Eventually, Tandon was forced out of the Presidentship of the Congress Party in September 1951. He literally walked back home, cheered by hundreds of supporters. He did enter the Lok Sabha in 1952 and then the Rajya Sabha in 1956, but was not able to play a key political role. With his resignation, the Dharmik outlook in the party had been effectively checkmated. With Shyama Prasad Mukherjee’s resignation in April 1950 over Nehru-Liaquat Pact, and Patel’s death in December 1950, Rajaji remained the last person in the Cabinet to represent Right-wing interests. On the question of threat posed by Hindu Mahasabha vis-à-vis Communists, pardon to Telangana rebels and the China policy, Rajaji also resigned as Home Minister in October 1951. Nehru’s authoritarian hold over the party and the government were unchallenged. Nehru himself became the President of the party in 1951 and 1952.

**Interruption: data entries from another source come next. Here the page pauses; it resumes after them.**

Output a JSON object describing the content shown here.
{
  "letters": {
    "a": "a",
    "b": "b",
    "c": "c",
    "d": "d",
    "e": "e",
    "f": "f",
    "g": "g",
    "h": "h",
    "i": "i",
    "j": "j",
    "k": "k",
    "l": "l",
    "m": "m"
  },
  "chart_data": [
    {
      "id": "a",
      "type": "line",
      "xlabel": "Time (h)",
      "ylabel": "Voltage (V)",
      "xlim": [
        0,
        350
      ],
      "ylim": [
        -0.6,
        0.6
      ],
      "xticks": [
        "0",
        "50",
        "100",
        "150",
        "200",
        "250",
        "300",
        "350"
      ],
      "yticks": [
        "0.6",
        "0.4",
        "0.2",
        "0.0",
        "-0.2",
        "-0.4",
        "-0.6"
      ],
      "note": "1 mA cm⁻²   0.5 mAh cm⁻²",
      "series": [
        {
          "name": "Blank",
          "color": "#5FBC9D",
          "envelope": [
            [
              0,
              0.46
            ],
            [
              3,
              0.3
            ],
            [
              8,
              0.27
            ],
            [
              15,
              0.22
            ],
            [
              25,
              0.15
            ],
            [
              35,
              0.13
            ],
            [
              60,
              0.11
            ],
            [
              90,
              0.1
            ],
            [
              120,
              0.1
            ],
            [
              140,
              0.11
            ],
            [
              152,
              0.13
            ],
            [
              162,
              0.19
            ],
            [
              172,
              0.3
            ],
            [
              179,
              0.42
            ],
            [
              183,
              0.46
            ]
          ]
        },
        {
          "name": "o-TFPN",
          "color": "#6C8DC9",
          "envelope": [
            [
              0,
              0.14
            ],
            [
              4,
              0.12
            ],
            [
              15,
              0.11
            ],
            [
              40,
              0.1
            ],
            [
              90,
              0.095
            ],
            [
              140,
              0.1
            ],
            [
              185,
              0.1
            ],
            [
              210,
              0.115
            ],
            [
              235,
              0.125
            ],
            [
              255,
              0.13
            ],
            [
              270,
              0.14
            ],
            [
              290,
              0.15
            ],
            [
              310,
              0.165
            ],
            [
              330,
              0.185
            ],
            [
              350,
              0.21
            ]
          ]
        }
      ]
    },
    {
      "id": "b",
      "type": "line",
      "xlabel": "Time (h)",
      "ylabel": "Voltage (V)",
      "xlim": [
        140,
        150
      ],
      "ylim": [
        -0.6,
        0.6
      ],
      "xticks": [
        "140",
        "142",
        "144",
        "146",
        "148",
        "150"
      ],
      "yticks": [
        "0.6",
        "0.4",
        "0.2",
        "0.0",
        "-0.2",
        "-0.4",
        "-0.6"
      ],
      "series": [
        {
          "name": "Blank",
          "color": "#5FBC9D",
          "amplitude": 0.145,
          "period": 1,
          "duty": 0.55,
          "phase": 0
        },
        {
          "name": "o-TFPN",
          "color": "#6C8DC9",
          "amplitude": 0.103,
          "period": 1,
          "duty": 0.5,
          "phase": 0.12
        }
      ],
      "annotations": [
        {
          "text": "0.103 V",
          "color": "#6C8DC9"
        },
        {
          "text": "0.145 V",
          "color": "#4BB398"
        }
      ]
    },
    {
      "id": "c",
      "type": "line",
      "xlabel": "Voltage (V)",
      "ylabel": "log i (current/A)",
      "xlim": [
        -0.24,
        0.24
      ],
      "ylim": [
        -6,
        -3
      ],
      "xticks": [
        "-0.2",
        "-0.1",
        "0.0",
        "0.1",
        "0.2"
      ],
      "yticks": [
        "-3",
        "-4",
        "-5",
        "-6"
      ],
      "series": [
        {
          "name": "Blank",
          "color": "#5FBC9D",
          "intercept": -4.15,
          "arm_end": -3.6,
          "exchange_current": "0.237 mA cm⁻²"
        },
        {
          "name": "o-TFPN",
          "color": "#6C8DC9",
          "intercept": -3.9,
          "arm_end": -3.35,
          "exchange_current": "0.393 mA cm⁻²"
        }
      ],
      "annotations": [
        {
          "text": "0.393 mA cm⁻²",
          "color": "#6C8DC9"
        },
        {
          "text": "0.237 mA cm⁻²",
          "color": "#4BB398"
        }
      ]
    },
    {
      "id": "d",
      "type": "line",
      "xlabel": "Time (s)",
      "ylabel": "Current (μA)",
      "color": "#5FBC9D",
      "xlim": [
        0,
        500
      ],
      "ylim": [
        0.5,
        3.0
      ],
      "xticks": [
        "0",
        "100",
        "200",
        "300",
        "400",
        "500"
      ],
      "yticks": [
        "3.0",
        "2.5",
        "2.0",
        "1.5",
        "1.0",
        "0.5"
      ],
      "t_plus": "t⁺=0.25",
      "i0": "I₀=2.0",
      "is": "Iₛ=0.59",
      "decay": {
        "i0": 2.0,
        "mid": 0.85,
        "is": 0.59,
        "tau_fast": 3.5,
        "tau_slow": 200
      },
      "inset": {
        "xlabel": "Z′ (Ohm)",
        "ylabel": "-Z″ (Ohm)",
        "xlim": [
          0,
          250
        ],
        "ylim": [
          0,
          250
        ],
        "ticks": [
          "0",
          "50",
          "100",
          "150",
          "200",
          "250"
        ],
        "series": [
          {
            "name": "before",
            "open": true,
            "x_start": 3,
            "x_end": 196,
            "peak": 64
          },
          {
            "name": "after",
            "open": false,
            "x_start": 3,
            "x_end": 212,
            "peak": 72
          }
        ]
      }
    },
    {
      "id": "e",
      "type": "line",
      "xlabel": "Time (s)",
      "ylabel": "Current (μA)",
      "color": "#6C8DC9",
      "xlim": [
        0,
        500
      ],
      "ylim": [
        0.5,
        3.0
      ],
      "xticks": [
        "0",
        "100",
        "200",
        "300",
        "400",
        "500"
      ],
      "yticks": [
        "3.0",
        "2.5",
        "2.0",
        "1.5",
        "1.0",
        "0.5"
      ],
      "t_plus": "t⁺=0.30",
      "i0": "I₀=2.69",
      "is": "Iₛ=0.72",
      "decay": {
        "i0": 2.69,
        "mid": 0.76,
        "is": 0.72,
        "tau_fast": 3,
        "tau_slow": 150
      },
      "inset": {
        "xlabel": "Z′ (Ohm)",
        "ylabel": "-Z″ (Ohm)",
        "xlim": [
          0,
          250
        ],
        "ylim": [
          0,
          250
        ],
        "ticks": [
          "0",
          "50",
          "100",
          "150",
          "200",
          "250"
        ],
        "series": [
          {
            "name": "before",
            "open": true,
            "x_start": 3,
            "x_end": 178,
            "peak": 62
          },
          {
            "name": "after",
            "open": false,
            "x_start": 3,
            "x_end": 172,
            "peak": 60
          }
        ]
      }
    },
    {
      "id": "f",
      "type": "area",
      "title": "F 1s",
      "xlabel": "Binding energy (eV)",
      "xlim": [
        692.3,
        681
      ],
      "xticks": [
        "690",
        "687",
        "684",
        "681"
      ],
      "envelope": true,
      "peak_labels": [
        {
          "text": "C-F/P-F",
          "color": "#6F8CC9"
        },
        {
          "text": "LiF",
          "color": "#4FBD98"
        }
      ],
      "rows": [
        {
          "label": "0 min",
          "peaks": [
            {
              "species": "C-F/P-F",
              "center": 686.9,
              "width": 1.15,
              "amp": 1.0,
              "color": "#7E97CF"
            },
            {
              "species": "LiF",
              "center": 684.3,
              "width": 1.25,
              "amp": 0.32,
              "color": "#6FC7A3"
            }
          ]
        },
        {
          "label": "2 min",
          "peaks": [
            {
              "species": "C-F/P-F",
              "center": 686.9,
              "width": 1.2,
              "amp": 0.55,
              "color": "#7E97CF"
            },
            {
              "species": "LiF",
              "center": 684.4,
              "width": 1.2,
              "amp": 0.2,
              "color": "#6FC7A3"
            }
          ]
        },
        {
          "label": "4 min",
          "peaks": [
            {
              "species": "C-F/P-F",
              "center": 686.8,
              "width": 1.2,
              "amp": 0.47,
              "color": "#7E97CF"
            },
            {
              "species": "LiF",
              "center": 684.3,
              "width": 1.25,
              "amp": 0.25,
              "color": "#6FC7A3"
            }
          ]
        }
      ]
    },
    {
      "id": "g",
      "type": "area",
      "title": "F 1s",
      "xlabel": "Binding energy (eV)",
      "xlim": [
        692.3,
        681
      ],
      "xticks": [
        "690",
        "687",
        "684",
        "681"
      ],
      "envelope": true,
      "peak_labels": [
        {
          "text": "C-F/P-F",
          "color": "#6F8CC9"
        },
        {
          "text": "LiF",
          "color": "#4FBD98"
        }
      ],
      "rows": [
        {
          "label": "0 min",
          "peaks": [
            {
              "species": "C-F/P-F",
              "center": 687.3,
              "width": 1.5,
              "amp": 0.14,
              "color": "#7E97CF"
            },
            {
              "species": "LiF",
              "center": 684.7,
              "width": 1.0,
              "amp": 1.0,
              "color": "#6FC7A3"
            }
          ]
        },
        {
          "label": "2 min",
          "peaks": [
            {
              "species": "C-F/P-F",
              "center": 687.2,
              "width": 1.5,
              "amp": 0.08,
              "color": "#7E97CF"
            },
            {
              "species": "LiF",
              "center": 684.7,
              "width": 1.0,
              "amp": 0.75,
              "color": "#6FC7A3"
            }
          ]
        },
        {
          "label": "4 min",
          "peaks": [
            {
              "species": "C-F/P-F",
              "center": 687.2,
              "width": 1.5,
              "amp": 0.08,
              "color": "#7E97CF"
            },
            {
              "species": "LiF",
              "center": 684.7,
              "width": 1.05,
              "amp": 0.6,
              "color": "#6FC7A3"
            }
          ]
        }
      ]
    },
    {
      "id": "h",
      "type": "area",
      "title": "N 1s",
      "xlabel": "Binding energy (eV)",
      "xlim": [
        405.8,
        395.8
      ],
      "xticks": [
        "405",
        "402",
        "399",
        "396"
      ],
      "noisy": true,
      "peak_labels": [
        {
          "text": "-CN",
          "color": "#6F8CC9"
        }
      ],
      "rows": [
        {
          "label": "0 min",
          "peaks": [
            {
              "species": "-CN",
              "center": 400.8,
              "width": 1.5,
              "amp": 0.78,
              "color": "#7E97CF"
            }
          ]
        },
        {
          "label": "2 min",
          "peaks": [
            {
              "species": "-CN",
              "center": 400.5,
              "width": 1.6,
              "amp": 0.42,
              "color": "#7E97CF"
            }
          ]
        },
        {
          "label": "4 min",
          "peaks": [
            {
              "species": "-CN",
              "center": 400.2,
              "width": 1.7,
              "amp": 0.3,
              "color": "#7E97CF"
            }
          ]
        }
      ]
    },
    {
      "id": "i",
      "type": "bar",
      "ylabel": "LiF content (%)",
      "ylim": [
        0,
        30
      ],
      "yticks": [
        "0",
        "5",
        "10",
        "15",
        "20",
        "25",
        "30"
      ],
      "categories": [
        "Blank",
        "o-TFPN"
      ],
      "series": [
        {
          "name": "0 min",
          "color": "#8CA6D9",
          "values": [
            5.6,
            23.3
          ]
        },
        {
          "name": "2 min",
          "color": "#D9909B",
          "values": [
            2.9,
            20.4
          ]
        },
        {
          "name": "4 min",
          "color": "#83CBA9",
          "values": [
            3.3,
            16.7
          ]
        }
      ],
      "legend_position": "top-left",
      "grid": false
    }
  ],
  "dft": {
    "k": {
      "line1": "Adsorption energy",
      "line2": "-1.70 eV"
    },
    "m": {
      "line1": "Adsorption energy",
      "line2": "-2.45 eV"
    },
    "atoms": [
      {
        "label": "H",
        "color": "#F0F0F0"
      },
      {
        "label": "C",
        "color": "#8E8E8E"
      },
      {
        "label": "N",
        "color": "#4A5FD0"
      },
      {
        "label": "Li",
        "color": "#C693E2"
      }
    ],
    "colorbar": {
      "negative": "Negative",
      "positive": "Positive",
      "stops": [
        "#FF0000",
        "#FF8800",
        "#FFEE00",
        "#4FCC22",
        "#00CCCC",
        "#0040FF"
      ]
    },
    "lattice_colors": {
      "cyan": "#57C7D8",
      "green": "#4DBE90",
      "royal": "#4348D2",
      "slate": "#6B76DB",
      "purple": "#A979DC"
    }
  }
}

Lackeys among historians present PD Tandon as an obscurantist, communal, orthodox, Hindi bigot, as against Nehru’s secular, socialist and liberal persona. Of course, their sleight of hand is economical with truth, and does great disservice to the last man who stood against Absolute Nehruvianism in the Congress party and the country. Even Nehru’s dictatorial measures are explained away by the exigencies of the times. That the Hindu-Sikh minorities in Pakistan and Bangladesh did not get a fair deal in Partition, or its aftermath, has been proved to be true. Nehru-Liaquat Pact did not prevent massacre of Hindus in East Pakistan, while India looked away. Hindi owes some gratitude to the Rajarshi for the Official Language Status. His views on religious conversions have proved to be prescient. If Purushottam Das Tandon’s concerns on Partition, minorities and religious conversions had received more traction, Hindus would certainly have been safer and more secure today.